Besides producing information about severe DCS incidence after air saturation, this trial revealed important facts about DCS character as well. In shallower depths, CNS symptoms predominate, but as depth increases there is a gradual shift to the more fulminant cardiopulmonary DCS that rapidly becomes fatal. This finding has medical and logistical relevance for rescue planners. Well-documented human data on air saturation are limited to depths <30 fsw (1.91 ATA) with apparent and statistically estimated incidence rates well below 50% (28). Human DCS symptoms in that range are mostly pain only, with a few paresthesias, symptoms difficult to detect in swine. If the two species react similarly, the severe CNS symptoms and especially the fatal cardiopulmonary DCS must occur in humans at depths >30 fsw (1.91 ATA). Spontaneous recovery from relatively minor symptoms has been observed in humans, but recovery from more severe symptoms cannot be assessed because such experimental cases are immediately treated. We were surprised at the frequency of spontaneous and complete reversal of serious neurological and cardiopulmonary manifestations in the swine model, although relapse beyond 24 h or more subtle persistent residual problems cannot be ruled out. Perhaps the human capacity for recovery without recompression therapy is greater than presently estimated, as evidenced by some anecdotal reports (16, 31). Even at very severe incidence levels, some animals showed no evidence of DCS. The only constant in DCS research remains its mystifying variability.

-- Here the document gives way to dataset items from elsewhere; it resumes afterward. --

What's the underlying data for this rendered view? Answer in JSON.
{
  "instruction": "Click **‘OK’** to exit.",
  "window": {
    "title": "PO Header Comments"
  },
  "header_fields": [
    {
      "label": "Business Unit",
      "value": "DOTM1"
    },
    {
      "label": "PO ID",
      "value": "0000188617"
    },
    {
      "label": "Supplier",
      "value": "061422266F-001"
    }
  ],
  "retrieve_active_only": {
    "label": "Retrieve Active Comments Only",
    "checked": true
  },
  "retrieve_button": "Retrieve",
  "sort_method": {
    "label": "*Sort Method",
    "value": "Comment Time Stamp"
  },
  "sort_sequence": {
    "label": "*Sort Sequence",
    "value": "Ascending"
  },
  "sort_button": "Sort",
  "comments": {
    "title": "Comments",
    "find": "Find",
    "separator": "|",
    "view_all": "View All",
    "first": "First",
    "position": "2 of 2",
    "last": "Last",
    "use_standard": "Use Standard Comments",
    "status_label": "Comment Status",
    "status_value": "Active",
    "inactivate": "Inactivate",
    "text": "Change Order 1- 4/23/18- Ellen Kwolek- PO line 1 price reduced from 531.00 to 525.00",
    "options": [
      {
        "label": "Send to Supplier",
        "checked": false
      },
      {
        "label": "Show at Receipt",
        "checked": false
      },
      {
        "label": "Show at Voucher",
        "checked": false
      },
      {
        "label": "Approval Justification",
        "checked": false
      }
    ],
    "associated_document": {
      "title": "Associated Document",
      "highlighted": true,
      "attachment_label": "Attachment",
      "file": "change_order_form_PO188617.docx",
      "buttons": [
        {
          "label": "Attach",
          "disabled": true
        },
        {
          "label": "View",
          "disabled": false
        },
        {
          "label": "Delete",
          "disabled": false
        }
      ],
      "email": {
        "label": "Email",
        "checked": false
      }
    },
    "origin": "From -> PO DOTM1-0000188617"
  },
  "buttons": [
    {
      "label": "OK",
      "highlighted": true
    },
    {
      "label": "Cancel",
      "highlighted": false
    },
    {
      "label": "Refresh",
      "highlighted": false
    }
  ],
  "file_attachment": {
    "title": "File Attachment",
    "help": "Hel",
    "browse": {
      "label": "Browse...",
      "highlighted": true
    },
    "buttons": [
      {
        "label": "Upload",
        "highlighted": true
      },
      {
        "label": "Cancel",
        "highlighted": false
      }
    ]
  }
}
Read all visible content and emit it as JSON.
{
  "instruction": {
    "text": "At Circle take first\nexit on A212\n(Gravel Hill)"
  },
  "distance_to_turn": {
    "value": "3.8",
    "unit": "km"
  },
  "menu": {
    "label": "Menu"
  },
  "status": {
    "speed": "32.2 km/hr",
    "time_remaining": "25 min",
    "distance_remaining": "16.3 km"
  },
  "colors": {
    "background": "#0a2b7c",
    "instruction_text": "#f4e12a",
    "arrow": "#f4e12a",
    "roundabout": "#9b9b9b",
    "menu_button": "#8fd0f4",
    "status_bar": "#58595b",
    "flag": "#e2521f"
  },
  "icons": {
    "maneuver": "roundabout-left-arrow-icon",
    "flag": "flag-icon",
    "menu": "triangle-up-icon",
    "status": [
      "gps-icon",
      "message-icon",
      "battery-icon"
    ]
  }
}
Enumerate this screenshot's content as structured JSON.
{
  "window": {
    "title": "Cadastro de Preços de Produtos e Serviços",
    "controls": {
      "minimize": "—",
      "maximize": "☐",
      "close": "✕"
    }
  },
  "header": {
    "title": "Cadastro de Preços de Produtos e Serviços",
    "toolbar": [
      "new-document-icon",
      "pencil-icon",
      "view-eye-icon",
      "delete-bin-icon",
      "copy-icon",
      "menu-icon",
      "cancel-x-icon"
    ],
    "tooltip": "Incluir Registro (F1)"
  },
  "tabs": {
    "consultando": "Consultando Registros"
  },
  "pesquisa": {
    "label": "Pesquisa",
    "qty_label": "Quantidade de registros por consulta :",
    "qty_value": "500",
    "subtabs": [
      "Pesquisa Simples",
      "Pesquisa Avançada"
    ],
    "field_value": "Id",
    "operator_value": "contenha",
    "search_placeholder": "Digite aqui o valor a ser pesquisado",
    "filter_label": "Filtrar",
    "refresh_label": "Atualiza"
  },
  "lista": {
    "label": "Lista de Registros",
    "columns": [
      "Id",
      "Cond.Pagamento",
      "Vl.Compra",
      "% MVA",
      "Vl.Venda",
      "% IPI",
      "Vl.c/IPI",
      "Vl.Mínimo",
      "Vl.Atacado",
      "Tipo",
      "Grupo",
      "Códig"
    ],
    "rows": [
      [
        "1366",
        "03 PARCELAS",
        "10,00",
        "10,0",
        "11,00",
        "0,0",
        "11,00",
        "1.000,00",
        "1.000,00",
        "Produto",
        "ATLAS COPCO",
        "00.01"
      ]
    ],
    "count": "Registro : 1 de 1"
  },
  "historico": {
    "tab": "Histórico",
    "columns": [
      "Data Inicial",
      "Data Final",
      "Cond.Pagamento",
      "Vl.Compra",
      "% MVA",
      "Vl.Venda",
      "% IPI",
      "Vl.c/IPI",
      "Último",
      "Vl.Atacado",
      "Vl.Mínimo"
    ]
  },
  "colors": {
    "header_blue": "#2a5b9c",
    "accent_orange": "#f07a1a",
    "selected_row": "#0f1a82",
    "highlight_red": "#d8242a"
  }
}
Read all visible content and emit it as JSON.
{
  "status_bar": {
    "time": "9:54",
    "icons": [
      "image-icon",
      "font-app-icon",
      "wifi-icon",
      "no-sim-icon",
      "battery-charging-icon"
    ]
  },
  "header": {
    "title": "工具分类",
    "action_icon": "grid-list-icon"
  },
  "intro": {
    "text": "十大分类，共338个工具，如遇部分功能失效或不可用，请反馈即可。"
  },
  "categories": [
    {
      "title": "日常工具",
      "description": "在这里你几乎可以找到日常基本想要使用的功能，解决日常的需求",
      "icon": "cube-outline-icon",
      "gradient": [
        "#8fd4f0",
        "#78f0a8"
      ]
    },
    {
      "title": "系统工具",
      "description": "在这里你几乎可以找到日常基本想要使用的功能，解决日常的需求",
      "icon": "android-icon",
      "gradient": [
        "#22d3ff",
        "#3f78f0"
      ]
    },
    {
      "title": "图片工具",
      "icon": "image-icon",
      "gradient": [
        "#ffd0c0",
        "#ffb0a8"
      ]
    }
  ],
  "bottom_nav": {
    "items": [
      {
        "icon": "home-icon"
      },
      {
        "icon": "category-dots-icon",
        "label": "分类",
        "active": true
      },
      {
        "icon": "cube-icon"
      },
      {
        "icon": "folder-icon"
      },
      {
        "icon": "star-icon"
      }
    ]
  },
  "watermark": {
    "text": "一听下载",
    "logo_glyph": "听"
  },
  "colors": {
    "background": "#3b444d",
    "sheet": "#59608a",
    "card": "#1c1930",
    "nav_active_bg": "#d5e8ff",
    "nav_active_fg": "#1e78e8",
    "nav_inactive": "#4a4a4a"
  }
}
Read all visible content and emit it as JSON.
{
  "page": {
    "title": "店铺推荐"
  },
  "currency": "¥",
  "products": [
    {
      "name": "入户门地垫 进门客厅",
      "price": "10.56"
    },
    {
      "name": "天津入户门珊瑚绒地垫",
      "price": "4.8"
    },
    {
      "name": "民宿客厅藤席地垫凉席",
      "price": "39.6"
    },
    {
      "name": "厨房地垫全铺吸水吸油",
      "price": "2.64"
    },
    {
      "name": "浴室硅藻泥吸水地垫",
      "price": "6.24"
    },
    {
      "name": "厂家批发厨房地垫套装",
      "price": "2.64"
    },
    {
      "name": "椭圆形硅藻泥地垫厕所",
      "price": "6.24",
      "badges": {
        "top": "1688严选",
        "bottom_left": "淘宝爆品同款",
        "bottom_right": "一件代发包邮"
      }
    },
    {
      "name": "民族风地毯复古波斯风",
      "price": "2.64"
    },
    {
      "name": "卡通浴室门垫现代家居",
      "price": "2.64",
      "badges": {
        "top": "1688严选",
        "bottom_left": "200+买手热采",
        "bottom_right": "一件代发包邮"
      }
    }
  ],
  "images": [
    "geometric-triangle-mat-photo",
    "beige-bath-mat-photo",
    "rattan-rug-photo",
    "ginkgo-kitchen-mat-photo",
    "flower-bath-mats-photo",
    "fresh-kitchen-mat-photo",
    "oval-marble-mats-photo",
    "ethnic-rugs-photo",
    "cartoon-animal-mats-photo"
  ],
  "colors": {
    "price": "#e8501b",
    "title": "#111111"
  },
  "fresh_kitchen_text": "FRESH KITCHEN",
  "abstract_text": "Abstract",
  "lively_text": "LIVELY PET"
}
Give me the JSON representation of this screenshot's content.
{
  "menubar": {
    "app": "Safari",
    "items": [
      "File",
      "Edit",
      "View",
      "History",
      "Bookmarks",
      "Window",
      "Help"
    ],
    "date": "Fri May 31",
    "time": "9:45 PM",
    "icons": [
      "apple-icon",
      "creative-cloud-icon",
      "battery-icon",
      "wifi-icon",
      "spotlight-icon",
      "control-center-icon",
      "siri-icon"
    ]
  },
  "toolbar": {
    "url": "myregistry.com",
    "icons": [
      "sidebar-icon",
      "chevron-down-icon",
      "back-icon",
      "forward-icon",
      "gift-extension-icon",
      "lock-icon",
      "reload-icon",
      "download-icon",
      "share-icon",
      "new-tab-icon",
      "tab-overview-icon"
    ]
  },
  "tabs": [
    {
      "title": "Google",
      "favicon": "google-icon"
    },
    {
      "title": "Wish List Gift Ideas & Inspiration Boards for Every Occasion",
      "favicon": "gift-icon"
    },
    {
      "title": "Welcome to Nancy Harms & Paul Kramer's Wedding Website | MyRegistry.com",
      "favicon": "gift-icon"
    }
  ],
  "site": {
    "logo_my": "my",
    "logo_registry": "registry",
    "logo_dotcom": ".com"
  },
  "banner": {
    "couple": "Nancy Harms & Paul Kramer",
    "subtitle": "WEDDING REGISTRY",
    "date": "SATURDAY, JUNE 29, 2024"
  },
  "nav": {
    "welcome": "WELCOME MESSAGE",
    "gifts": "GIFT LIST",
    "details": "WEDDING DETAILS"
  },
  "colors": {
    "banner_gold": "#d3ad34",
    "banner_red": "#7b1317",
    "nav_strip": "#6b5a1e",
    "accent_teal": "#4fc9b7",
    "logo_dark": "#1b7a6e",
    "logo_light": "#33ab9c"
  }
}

So what do these results mean for human DCS after long air exposures? They present a quantitative caution for human DCS modeling. The best-characterized human models extrapolate from the low-dose data with a shallower dose-response curve than the swine demonstrate (21, 26). The predicted human curve extends from 25 to 75% incidence over a depth range of 40-120 fsw (2.21-4.64 ATA), slightly more than a doubling in pressure. Swine incidence increases from 25 to 75% over a range of 87-112 fsw (3.64-4.39 ATA), only a 17.1% pressure increase. DCS risk in rodents, the only other extensively studied species, rises from 25 to 75% in about a 30% absolute pressure increase (18). Taken together, the animal observations strongly suggest that existing human DCS models may severely underestimate human incidence predictions from deeper saturation depths, and nothing in modeling human-only data predicts the cardiopulmonary fatalities observed in swine and rodents when DCS incidence exceeds 50%. The probable extrapolation error of human-only modeling can be readily understood as an inability to observe some of the more severe manifestations of the disease at the available, and ethical, lower human doses. These findings warrant a more formal mathematical analysis of the cross-species data, as has recently been demonstrated to be feasible for shorter human and sheep exposures (1).